Although this ecosystem has seen its better days in the course of two centuries, the author still manages t0 relate its beauty to any pristine wilderness or national park in the same manner as Thoreau. In additon, he relates the contrasting cultural landscape of garbage dumps, suburbs and sports complexes as if were apart of the natural landscape. I think this points out the argument made by Cronon in the wilderness article in which he states that you cannot under appreciate ones surroundings in favor of the sublime wilderness of Yellowstone or Yosemite. Sullivan sees the swamplands for what they really are. An amazing parcel of land that has managed to resist the tight grip of NYC and remained to this day.
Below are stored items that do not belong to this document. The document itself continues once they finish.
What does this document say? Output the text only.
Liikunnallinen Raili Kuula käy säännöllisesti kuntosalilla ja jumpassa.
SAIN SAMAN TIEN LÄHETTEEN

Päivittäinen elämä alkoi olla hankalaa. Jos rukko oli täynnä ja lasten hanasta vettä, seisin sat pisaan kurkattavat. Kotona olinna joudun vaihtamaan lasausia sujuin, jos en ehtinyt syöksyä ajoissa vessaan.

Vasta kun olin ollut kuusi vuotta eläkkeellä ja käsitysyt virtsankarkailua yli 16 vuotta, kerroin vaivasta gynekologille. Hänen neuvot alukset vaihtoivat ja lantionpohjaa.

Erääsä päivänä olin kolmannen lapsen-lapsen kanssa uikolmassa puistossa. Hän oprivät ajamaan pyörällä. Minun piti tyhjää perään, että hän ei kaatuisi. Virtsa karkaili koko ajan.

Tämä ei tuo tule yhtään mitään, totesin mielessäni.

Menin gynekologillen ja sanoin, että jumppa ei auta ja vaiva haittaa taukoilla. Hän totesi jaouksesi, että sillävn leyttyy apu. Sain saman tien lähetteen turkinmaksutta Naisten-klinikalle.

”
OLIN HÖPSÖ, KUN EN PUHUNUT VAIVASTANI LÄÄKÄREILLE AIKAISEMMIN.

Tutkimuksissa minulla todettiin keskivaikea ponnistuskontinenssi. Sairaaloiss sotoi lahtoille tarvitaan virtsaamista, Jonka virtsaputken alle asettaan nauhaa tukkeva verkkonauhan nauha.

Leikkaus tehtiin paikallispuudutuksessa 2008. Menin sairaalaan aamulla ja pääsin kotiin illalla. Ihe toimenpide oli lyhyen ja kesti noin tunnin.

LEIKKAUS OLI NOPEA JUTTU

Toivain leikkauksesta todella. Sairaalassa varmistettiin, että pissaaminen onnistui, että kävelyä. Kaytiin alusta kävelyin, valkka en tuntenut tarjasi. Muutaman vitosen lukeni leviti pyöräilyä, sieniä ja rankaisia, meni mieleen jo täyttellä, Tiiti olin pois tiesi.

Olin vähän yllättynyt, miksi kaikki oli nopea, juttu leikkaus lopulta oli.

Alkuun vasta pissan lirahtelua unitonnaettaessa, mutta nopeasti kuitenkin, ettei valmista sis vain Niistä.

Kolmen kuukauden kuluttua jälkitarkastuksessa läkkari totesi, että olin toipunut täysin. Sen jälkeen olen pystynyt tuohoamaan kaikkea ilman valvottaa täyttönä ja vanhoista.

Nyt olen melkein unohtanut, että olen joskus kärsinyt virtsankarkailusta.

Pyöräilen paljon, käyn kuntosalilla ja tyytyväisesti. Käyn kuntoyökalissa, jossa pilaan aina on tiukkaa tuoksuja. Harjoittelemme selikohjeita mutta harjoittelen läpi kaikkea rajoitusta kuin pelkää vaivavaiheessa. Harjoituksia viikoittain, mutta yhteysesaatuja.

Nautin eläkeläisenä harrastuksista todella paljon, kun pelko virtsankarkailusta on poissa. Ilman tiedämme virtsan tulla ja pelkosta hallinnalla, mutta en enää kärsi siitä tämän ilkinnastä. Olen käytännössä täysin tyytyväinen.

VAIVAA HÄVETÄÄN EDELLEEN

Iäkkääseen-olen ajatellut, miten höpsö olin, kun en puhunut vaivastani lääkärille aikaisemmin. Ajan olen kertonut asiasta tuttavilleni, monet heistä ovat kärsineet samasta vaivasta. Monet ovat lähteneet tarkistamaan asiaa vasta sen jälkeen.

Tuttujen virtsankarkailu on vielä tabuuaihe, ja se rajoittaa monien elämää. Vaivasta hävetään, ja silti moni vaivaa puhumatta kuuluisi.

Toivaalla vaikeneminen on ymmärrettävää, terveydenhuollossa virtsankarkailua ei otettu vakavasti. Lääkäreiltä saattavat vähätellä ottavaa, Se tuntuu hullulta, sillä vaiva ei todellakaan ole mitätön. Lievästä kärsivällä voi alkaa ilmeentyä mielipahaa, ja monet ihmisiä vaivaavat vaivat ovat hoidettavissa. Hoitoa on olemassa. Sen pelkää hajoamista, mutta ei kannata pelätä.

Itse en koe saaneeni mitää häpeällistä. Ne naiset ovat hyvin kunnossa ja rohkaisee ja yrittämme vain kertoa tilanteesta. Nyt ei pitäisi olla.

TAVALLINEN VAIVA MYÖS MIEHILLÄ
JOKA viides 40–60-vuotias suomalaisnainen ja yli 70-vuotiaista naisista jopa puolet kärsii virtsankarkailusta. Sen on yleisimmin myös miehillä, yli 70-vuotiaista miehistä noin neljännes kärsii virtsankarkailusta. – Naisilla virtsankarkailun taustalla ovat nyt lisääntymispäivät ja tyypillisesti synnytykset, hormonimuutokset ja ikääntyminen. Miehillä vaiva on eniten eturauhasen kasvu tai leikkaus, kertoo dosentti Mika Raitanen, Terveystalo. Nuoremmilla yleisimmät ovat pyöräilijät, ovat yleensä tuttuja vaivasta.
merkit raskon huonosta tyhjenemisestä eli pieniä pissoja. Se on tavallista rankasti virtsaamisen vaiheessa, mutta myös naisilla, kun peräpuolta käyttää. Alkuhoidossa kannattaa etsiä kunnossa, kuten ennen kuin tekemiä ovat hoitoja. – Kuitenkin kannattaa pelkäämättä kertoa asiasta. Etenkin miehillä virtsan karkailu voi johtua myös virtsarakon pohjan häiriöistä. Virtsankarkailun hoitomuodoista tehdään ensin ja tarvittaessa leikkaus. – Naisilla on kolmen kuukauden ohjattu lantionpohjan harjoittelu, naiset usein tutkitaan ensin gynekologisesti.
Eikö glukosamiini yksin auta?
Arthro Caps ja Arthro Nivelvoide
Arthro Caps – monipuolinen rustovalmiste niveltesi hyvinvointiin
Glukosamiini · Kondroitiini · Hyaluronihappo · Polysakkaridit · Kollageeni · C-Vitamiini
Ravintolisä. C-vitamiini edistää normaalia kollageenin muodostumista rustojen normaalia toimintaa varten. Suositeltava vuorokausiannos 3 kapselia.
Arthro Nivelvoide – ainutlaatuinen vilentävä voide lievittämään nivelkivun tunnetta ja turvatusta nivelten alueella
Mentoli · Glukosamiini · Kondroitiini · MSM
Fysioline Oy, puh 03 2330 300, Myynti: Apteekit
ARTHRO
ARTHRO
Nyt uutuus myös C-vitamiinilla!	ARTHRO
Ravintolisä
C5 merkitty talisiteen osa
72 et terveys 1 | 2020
One of the more important ideas brought up in the book that is incredibly pertinent in today’s environmental movement is the conflict of interests concerning the different factions of environmentalism. He bring up that there are two types of conservationists in the world today. On the liberal side if the tracks you have the die-hard conservationist who believes that man must remain apart from nature to ensure its livelihood. Only by completely dissociating yourself from the wilderness around you can its beauty remain intact. On the other side of the tracks you have the conservative conservationist who believes that humans cannot sever themselves from nature. That we must learn to live sustainably with the environment by instituting rules and regulations to ensure that our carbon footprint remains small.
- With such an important ecosystem located just several miles form NYC and living in a constantly growing society where the majority of the population is becoming urbanized, is it reasonable to think that there is still enough of the meadowlands left worth preserving?……Or will this ecosystem fall at the expense of capitalism and a rapidly growing population?
- Do you think if people were more in touch with their surrounding ecosystem (culture, history, etc..) they would better appreciate it and be more inclined to preserve it?
- Are there other examples in the U.S. or across the globe that face the same problem as the meadowlands? What if any measures are these other communities doing to ensure that these environments remain intact?